EDIT: Sorry, JUDGE BASHING COMMENCE----> Not a SD gun, sorry, but, it's a 'toy' not a serious working firearm, there are MUCH better guns that do what it does, your job is to keep her from junk, it's fine for snakes and such, and offers versility, however, for CCW, there are better, just as you wouldn't put an Airweight .357 snubby loaded with fullhouse loads in a first time shooters hands, neither should you let her buy crap.

dadof11
April 18, 2013, 10:37 AM
Wow,

Lots of great replies. Since it hasn't been mentioned I will put in a plug for Springfield EMP in 9mm. It has a very small grip, which fits my wife's small hands perfectly, and she seems to have no problem racking the slide. It is really a pleasure to shoot, and from the first round she shot, my wife has loved it. It is also my favorite handgun to shoot, out of the 13 we own, and it is very accurate. It is, however, pretty expensive.

Orion8472
April 19, 2013, 10:11 AM
I have a 9mm XDs on order and really hope they ARE released [with a good number] and can get one shortly after. I have no idea [at this point, . . . no one does] if that gun will be good for small hands, but if they can handle the grip on the .45acp, it will be the same for the 9mm, . . . . and the 9mm SHOULD have less recoil, as far as I know.

hardluk1
April 19, 2013, 12:48 PM
bigbore44 Go with a bersa 380. thunder, thunder plus , CC or combat.. Great pistols at a reduce cost compaired to the walther design. Good DA sa trigger with decocker. The CC and combat are 16oz pistols , the thunder plus is a double stack in the 20oz range . Cost a little more but with a 15+1 round capacity. We have 2 of them and both my wife and youngest daughter cc them.
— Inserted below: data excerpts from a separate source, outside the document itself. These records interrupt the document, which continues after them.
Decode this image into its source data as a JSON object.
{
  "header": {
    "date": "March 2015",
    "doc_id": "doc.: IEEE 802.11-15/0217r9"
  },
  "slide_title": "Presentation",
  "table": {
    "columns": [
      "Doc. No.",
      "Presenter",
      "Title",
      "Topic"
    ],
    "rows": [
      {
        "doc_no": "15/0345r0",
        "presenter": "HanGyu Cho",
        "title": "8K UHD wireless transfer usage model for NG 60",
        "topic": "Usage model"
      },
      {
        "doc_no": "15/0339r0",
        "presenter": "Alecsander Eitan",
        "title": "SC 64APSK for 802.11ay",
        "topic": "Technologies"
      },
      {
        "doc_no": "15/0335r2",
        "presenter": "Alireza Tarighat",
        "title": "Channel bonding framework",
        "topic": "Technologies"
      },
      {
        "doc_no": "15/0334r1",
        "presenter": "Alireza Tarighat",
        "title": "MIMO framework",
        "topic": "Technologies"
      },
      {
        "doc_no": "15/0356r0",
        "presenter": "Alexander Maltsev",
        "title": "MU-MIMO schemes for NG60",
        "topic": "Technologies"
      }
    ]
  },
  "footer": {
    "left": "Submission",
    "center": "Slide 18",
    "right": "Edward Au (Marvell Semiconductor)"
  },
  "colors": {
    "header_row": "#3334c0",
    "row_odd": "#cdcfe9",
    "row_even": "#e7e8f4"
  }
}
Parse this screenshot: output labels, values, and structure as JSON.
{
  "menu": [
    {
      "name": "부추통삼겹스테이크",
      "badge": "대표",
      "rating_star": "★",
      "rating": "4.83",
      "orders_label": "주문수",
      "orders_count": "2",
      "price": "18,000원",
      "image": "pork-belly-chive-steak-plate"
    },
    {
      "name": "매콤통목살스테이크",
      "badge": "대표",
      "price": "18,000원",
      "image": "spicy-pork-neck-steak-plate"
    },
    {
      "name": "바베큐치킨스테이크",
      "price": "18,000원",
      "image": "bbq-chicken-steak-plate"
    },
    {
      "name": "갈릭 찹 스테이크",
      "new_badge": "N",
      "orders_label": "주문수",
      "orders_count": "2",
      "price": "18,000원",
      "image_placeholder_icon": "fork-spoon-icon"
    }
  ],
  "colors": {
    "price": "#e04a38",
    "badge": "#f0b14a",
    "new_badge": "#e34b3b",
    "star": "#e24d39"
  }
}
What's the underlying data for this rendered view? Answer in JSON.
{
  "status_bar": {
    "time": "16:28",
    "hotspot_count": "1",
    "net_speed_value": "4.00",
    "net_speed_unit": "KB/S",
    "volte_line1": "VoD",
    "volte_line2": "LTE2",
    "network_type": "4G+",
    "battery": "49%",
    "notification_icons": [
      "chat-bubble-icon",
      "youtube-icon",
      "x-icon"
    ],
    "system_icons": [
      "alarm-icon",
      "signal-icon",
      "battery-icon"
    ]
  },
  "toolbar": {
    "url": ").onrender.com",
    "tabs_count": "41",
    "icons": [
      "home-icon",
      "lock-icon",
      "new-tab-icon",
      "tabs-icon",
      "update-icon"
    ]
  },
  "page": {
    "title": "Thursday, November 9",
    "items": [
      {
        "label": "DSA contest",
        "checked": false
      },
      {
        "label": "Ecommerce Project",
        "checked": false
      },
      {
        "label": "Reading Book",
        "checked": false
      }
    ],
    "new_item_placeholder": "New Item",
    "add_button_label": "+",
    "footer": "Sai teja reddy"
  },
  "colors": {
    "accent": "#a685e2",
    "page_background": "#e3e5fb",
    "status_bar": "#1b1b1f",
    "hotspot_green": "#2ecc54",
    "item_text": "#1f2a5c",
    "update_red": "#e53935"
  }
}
I love the kahr line but the smaller kahrs for many little guys and some ladys the slide can be hard to rack and recoil can be a cause of cycleing issues with out solid handgun control. Not a best buy for less experienced shooters.

To me when the weight of a pistol gets into the weight range of 20oz+ most any 9mm or 45 can be much easier to shoot.
Mouse gun comparison chart- http://www.southernoutdoorlife.com/mouseguns/

BigBore44
April 22, 2013, 04:44 AM
Ok so my current list of prospects is the Bersa line, S&W Shield, XDs (not sure if it will work), and maybe a few different revolvers. Sorry but the EMP is to expensive.

Shadow,
You can ease up on the Judge bashing. I was only using it as an example my friend. I really need to find a Bersa to see what they are like. I know I can eliminate a few different guns just from handling them myself. As far as the "system", I doubt it will ever be on her person. She always wears tight fitting clothes. And wouldn't feel comfortable OC. It's probably going to be a purse gun mostly.